Modern Humans Did Not Admix with Neanderthals during Their Range Expansion into Europe
. The authors seem to be using a demic diffusion model and suggest that the likelihood of Neanderthal mtDNA linages being eliminated through genetic drift alone is rather low.1 Even assuming a low rate of admixture, a population expansion out of the Southwest Asia of "modern humans" into a Europe dominated by Neanderthals would still result in the persistence of a substantial portion of the latter's genome. Remember that the range expansion of modern culture might be carried out by individuals who were progressively more admixed with Neanderthal stock (assuming interfertility). This sort of process was highlighted by Cavalli-Sforza when he rejected Bryan Sykes' claim that Neolithic demic diffusion did not occur in Europe after the rise of agriculture in the Middle East because the NRY and mtDNA sources seem to be pointing to figures of about ~25% for "non-Paleolithic" ancestry in modern Europeans. Cavalli-Sforza replied that of course there would be a diminishment of Middle Eastern ancestry as the population expanded into Europe, but that did not imply that change was purely cultural, rather, the character of the demes changed (they became more "native" because of admixture each generation).
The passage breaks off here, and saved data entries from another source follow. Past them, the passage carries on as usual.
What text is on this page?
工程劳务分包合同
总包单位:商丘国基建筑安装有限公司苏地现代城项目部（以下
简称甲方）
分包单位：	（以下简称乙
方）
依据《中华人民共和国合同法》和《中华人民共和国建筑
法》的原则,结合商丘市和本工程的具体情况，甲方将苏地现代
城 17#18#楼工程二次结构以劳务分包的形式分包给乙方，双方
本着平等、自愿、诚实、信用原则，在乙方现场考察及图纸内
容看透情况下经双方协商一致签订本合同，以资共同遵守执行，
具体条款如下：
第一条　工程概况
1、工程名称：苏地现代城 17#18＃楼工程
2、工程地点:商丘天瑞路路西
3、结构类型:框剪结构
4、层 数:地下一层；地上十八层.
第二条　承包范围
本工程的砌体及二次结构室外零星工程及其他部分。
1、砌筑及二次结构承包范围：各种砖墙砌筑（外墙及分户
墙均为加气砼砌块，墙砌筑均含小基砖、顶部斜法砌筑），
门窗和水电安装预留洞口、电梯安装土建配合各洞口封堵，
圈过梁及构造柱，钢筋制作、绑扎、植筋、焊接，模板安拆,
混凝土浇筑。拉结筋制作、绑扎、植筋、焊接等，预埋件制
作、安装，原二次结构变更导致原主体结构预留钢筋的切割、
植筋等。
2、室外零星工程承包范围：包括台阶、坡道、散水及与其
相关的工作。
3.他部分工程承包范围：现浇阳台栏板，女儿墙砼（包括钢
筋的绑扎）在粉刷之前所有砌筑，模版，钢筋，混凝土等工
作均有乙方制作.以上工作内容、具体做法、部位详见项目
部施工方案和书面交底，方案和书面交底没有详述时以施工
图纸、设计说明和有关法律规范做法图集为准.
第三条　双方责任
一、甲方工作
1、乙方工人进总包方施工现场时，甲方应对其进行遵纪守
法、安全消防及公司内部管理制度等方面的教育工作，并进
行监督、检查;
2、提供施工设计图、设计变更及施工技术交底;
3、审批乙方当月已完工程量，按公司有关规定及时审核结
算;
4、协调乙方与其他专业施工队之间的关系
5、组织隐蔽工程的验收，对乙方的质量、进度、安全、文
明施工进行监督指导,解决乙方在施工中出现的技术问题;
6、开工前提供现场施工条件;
In any case, the conclusions in the article above shouldn't be that surprising, Out-of-Africa always seemed to be on strongest ground in the European case. Not only do the geneticists tend to favor Out-of-Africa (replacement), skull & bones paleontologists like Chris Stringer based the model in particular using the replacement of H. neanderthalis in Europe as a case study. Of course, this European case does not mean that I retract my contention that things are rather unsettled in paleoanthropology at the moment (the authors of the paper alluded to the possibility of mtDNA selective sweep, but only to dismiss it), we may find that rather than a unitary model we might have to simply live with regional explanations.

(via Dienekes)

1 - Retrieved Neanderthal and Paleolithic H. sapien mtDNA seems to point to the likelihood that no mtDNA from the former has persisted into modern populations.